Samuel Evan Butler (15 April 1850 – 30 April 1903) was an English cricketer who attended St Alban Hall and Brasenose College, Oxford. In the University Match of 1871 he took all ten Cambridge University wickets in their first innings, the only time this has been achieved in the fixture, and (as of April 2024) the only time an Oxford bowler has taken ten wickets in any first-class innings.

==Life==
He was born at Colombo in British Ceylon, the eldest son of Samuel Butler, who bought Combe Hay Manor in 1864. He was educated at Eton College, where he was in the cricket XI. He matriculated in 1869 at St Alban Hall, Oxford, and graduated B.A. in 1875 at Brasenose College. He graduated M.A. in 1876 and the same year was called to the bar at the Inner Temple.

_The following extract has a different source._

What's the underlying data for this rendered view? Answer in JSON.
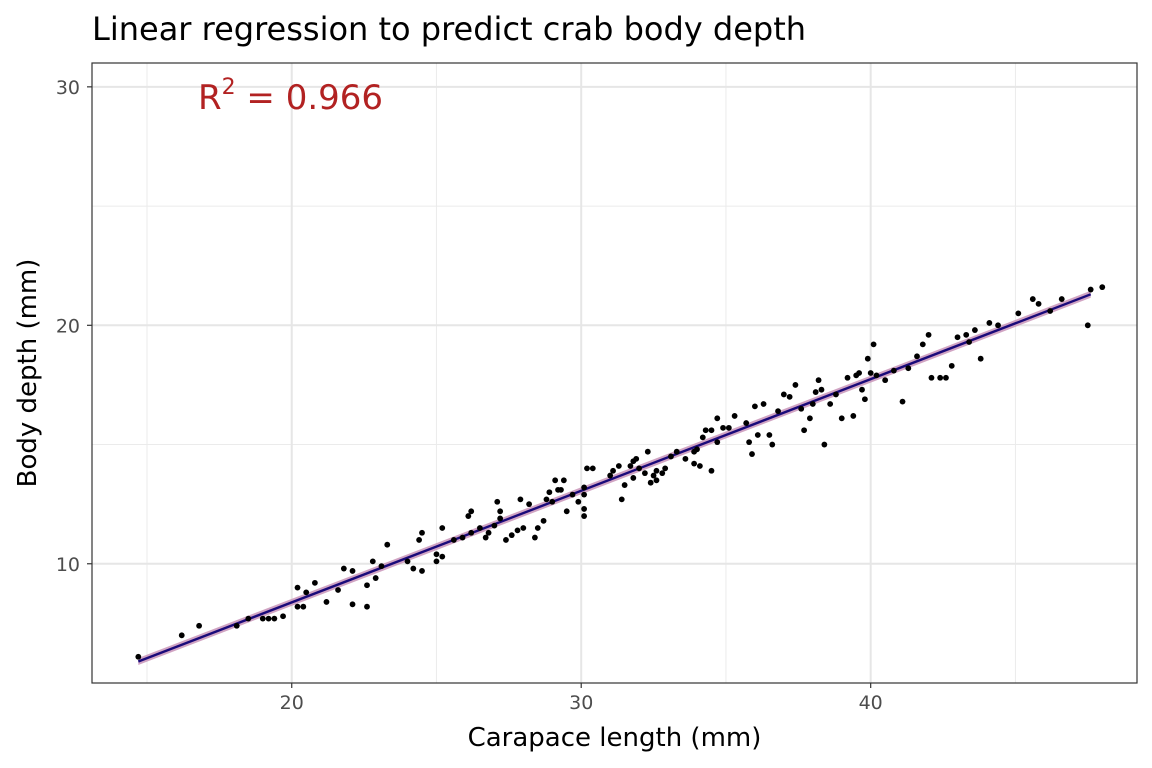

Butler resided at Caisson House near Combe Hay Manor, and from around 1881 had a fuller's earth mine nearby. He married in 1884 Florence Grosvenor, third daughter of the Rev. Frederick Grosvenor, rector of Dunkerton, Somerset. He died at Combe Hay, Somerset on 30 April 1903 aged 53.

==Cricketer==
Butler's first-class career lasted only from 1870 to 1874; after leaving Oxford in 1873 he played in only two further first-class matches, both in 1874. 16 of his 21 matches were played for Oxford, the remainder being for various "Gentlemen" sides. He was a right-arm roundarm fast bowler and a right-handed batsman. Wisden says that he "possessed great pace". He took 106 wickets in his career at an average of 14.33, ten times taking five wickets or more in an innings and three times ten or more in a match. He was a negligible batsman, managing 256 runs at an average of 9.14, with a highest score of only 31.

Having taken all ten Cambridge University wickets in their first innings of the University Match of 1871, Butler captured five more wickets in their second innings, for 15 in the match, and assisting Oxford University to win by eight wickets. His figures were 10/38 and 5/57. His Wisden obituary says of him: "On that one afternoon at Lord's he was unplayable, but he never afterwards approached the same form."

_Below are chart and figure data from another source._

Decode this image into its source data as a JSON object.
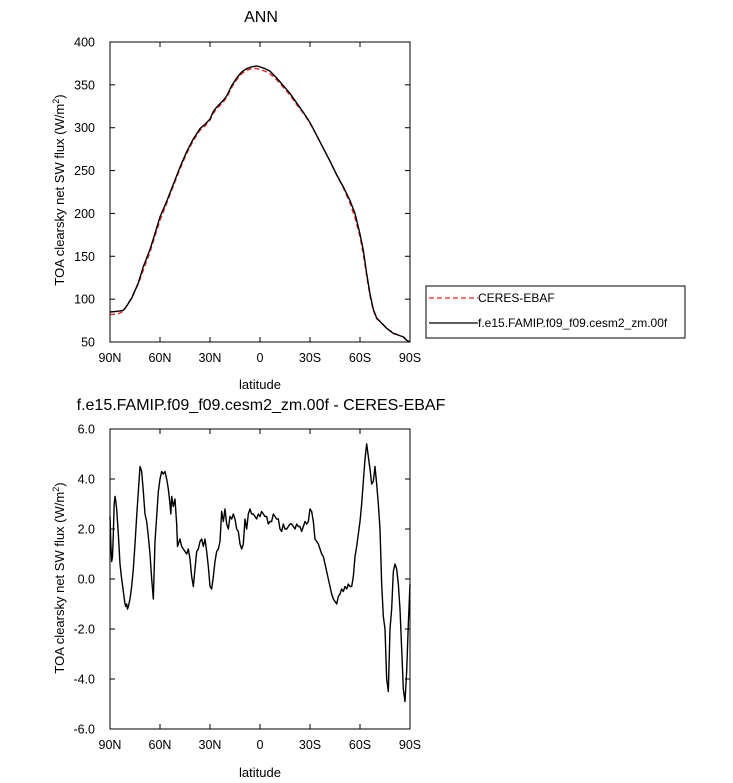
{
  "chart_data": [
    {
      "type": "line",
      "title": "ANN",
      "xlabel": "latitude",
      "ylabel": "TOA clearsky net SW flux (W/m",
      "ylabel_sup": "2",
      "ylabel_end": ")",
      "xlim": [
        90,
        -90
      ],
      "ylim": [
        50,
        400
      ],
      "x_ticks": [
        {
          "value": 90,
          "label": "90N"
        },
        {
          "value": 60,
          "label": "60N"
        },
        {
          "value": 30,
          "label": "30N"
        },
        {
          "value": 0,
          "label": "0"
        },
        {
          "value": -30,
          "label": "30S"
        },
        {
          "value": -60,
          "label": "60S"
        },
        {
          "value": -90,
          "label": "90S"
        }
      ],
      "y_ticks": [
        {
          "value": 400,
          "label": "400"
        },
        {
          "value": 350,
          "label": "350"
        },
        {
          "value": 300,
          "label": "300"
        },
        {
          "value": 250,
          "label": "250"
        },
        {
          "value": 200,
          "label": "200"
        },
        {
          "value": 150,
          "label": "150"
        },
        {
          "value": 100,
          "label": "100"
        },
        {
          "value": 50,
          "label": "50"
        }
      ],
      "legend_position": "right",
      "series": [
        {
          "name": "CERES-EBAF",
          "color": "#ee2222",
          "dash": "dashed",
          "x": [
            90,
            85,
            82,
            80,
            77,
            73,
            70,
            66,
            62,
            60,
            56,
            52,
            48,
            44,
            40,
            36,
            33,
            30,
            28,
            26,
            24,
            22,
            20,
            17,
            14,
            11,
            8,
            5,
            2,
            0,
            -3,
            -6,
            -10,
            -14,
            -18,
            -22,
            -26,
            -30,
            -34,
            -38,
            -42,
            -46,
            -50,
            -54,
            -57,
            -60,
            -62,
            -64,
            -66,
            -68,
            -70,
            -72,
            -74,
            -76,
            -78,
            -80,
            -83,
            -86,
            -88,
            -90
          ],
          "y": [
            82,
            83,
            86,
            92,
            102,
            118,
            134,
            155,
            180,
            192,
            212,
            232,
            252,
            270,
            285,
            297,
            302,
            309,
            317,
            322,
            326,
            330,
            335,
            347,
            356,
            363,
            367,
            369,
            369,
            368,
            366,
            363,
            356,
            347,
            338,
            327,
            317,
            305,
            291,
            276,
            261,
            245,
            230,
            212,
            195,
            173,
            152,
            127,
            104,
            87,
            77,
            74,
            70,
            66,
            63,
            61,
            58,
            56,
            52,
            50
          ]
        },
        {
          "name": "f.e15.FAMIP.f09_f09.cesm2_zm.00f",
          "color": "#000000",
          "dash": "solid",
          "x": [
            90,
            85,
            82,
            80,
            77,
            73,
            70,
            66,
            62,
            60,
            56,
            52,
            48,
            44,
            40,
            36,
            33,
            30,
            28,
            26,
            24,
            22,
            20,
            17,
            14,
            11,
            8,
            5,
            2,
            0,
            -3,
            -6,
            -10,
            -14,
            -18,
            -22,
            -26,
            -30,
            -34,
            -38,
            -42,
            -46,
            -50,
            -54,
            -57,
            -60,
            -62,
            -64,
            -66,
            -68,
            -70,
            -72,
            -74,
            -76,
            -78,
            -80,
            -83,
            -86,
            -88,
            -90
          ],
          "y": [
            85,
            86,
            87,
            92,
            101,
            119,
            138,
            158,
            183,
            196,
            214,
            234,
            254,
            272,
            287,
            299,
            304,
            310,
            319,
            324,
            328,
            332,
            337,
            349,
            358,
            365,
            369,
            371,
            372,
            371,
            369,
            366,
            358,
            349,
            340,
            329,
            318,
            306,
            291,
            276,
            261,
            245,
            231,
            215,
            200,
            176,
            157,
            130,
            106,
            88,
            78,
            74,
            70,
            66,
            63,
            60,
            58,
            56,
            52,
            50
          ]
        }
      ]
    },
    {
      "type": "line",
      "title": "f.e15.FAMIP.f09_f09.cesm2_zm.00f - CERES-EBAF",
      "xlabel": "latitude",
      "ylabel": "TOA clearsky net SW flux (W/m",
      "ylabel_sup": "2",
      "ylabel_end": ")",
      "xlim": [
        90,
        -90
      ],
      "ylim": [
        -6,
        6
      ],
      "x_ticks": [
        {
          "value": 90,
          "label": "90N"
        },
        {
          "value": 60,
          "label": "60N"
        },
        {
          "value": 30,
          "label": "30N"
        },
        {
          "value": 0,
          "label": "0"
        },
        {
          "value": -30,
          "label": "30S"
        },
        {
          "value": -60,
          "label": "60S"
        },
        {
          "value": -90,
          "label": "90S"
        }
      ],
      "y_ticks": [
        {
          "value": 6,
          "label": "6.0"
        },
        {
          "value": 4,
          "label": "4.0"
        },
        {
          "value": 2,
          "label": "2.0"
        },
        {
          "value": 0,
          "label": "0.0"
        },
        {
          "value": -2,
          "label": "-2.0"
        },
        {
          "value": -4,
          "label": "-4.0"
        },
        {
          "value": -6,
          "label": "-6.0"
        }
      ],
      "series": [
        {
          "name": "f.e15.FAMIP.f09_f09.cesm2_zm.00f - CERES-EBAF",
          "color": "#000000",
          "dash": "solid",
          "x": [
            90,
            89.5,
            89,
            88.5,
            88,
            87.5,
            87,
            86.5,
            86,
            85,
            84,
            83,
            82,
            81,
            80.5,
            80,
            79.5,
            79,
            78,
            77,
            76,
            75,
            74,
            73,
            72,
            71,
            70,
            69,
            68,
            67,
            66,
            65,
            64,
            63,
            62,
            61,
            60,
            59,
            58,
            57,
            56,
            55,
            54,
            53.5,
            53,
            52,
            51,
            50,
            49.5,
            49,
            48,
            47,
            46,
            45,
            44,
            43,
            42,
            41,
            40,
            39,
            38,
            37,
            36,
            35,
            34,
            33,
            32,
            31,
            30,
            29,
            28,
            27,
            26,
            25,
            24,
            23,
            22,
            21,
            20,
            19,
            18,
            17,
            16,
            15,
            14,
            13,
            12,
            11,
            10,
            9,
            8,
            7,
            6,
            5,
            4,
            3,
            2,
            1,
            0,
            -1,
            -2,
            -3,
            -4,
            -5,
            -6,
            -7,
            -8,
            -9,
            -10,
            -11,
            -12,
            -13,
            -14,
            -15,
            -16,
            -17,
            -18,
            -19,
            -20,
            -21,
            -22,
            -23,
            -24,
            -25,
            -26,
            -27,
            -28,
            -29,
            -30,
            -31,
            -32,
            -33,
            -34,
            -35,
            -36,
            -37,
            -38,
            -39,
            -40,
            -41,
            -42,
            -43,
            -44,
            -45,
            -46,
            -47,
            -48,
            -49,
            -50,
            -51,
            -52,
            -53,
            -54,
            -55,
            -56,
            -57,
            -58,
            -59,
            -60,
            -61,
            -62,
            -63,
            -64,
            -65,
            -66,
            -67,
            -68,
            -69,
            -70,
            -71,
            -72,
            -73,
            -74,
            -75,
            -76,
            -77,
            -78,
            -79,
            -80,
            -81,
            -82,
            -83,
            -84,
            -85,
            -86,
            -87,
            -88,
            -89,
            -90
          ],
          "y": [
            2.5,
            1.4,
            0.7,
            0.9,
            1.8,
            3.0,
            3.3,
            3.1,
            2.8,
            1.8,
            0.6,
            0.0,
            -0.5,
            -1.0,
            -1.1,
            -1.0,
            -1.2,
            -1.1,
            -0.8,
            -0.3,
            0.4,
            1.4,
            2.5,
            3.5,
            4.5,
            4.3,
            3.5,
            2.6,
            2.3,
            1.7,
            1.0,
            0.0,
            -0.8,
            1.5,
            2.5,
            3.5,
            4.0,
            4.3,
            4.2,
            4.3,
            4.0,
            3.6,
            3.0,
            2.6,
            3.3,
            2.9,
            3.2,
            2.2,
            1.3,
            1.4,
            1.6,
            1.3,
            1.2,
            1.1,
            1.0,
            1.2,
            0.8,
            0.1,
            -0.3,
            0.4,
            1.1,
            1.2,
            1.5,
            1.6,
            1.3,
            1.6,
            1.1,
            0.5,
            -0.3,
            -0.4,
            0.1,
            0.7,
            1.1,
            1.2,
            1.5,
            2.7,
            2.3,
            2.8,
            2.2,
            2.0,
            2.5,
            2.4,
            2.6,
            2.4,
            2.0,
            1.9,
            1.4,
            1.2,
            1.4,
            2.4,
            2.0,
            2.6,
            2.8,
            2.6,
            2.6,
            2.5,
            2.4,
            2.6,
            2.5,
            2.7,
            2.6,
            2.5,
            2.5,
            2.2,
            2.3,
            2.3,
            2.6,
            2.5,
            2.4,
            2.4,
            2.0,
            1.9,
            2.2,
            2.0,
            2.0,
            2.1,
            2.2,
            2.2,
            2.1,
            2.0,
            2.2,
            2.1,
            2.1,
            1.9,
            2.1,
            2.3,
            2.2,
            2.3,
            2.8,
            2.7,
            2.3,
            1.6,
            1.5,
            1.4,
            1.2,
            1.0,
            0.9,
            0.6,
            0.3,
            0.0,
            -0.3,
            -0.6,
            -0.8,
            -0.9,
            -1.0,
            -0.7,
            -0.6,
            -0.4,
            -0.5,
            -0.3,
            -0.4,
            -0.2,
            -0.3,
            -0.3,
            0.1,
            0.9,
            1.3,
            1.8,
            2.3,
            3.0,
            3.9,
            4.8,
            5.4,
            4.9,
            4.4,
            3.8,
            3.9,
            4.5,
            3.8,
            3.0,
            2.0,
            -0.2,
            -1.5,
            -2.0,
            -4.0,
            -4.5,
            -2.0,
            -1.2,
            0.3,
            0.6,
            0.4,
            -0.2,
            -1.2,
            -2.8,
            -4.4,
            -4.9,
            -3.7,
            -1.8,
            -0.2
          ]
        }
      ]
    }
  ]
}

On the strength of his performance in the 1871 University Match, Butler was chosen for the Gentlemen against the Players that year both at Lord's and the Oval, but he did nothing of note with the ball and made a duck in all three of his innings.

In the 1873 University Match, Butler took 5/48 in Cambridge's first innings, helping Oxford to win a close match by three wickets.